90% of the free time I’ve put toward launching this blog has gone toward getting this Rube Goldberg-esque collection of containers, volume mounts, ports, compilers, whiz-bangs and geegaws to work consistently. It’s all really cool, especially if your aim is to produce a white paper on deploying enterprise-grade web applications and not a simple personal blog.

My Integrated Development Environment™ for working on a simple WordPress blog, in Amazon’s web-based IDE, Cloud9. I remember making web pages in Notepad — now I’m using a web page to code web pages

The payoff for doing all this is that I can check out my WordPress code on any machine (including a cloud machine at AWS), run one simple script, and be up and running in about 60 seconds, complete with that CSS hot reloading thing which is, no kidding, very cool.

But, at the same time, all of that is table stakes — it doesn’t get me a blog, it just gets me the ability to create and customize a blog. Which is fine if it all takes a couple days or weeks, but after a couple of months of tinkering it makes me long for the simplicity of Medium.

I probably should just find or make a WordPress theme that looks like Medium TBH ¯_(ツ)_/¯

—Me, in a tweet

When in doubt, if you’d just as soon post to Medium but don’t trust Medium with long term stewardship of your words, you can’t go wrong making a personal blog that looks like Medium. That’s more or less what I am doing now, to get out of design decision paralysis.
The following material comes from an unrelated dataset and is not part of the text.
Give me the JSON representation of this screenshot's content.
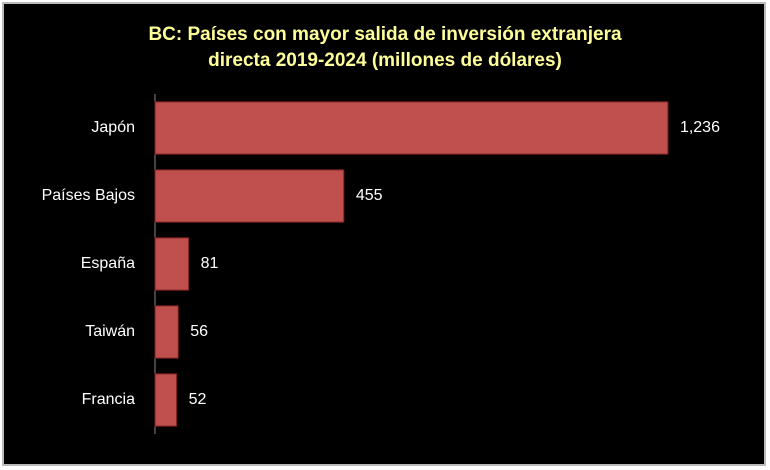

But in the meantime, to get myself out of this endless cycle of tinkering with Frontend Development™ and DevOps™ Tooling® and bumbersnatch and fiddle-dee-dee—to get the posts I want to write out of my drafts folder and out into the world — I’m back here (sigh) on Medium.

(Fortunately I had the foresight to set up a custom domain name for myself before Medium deprecated custom domains last November.)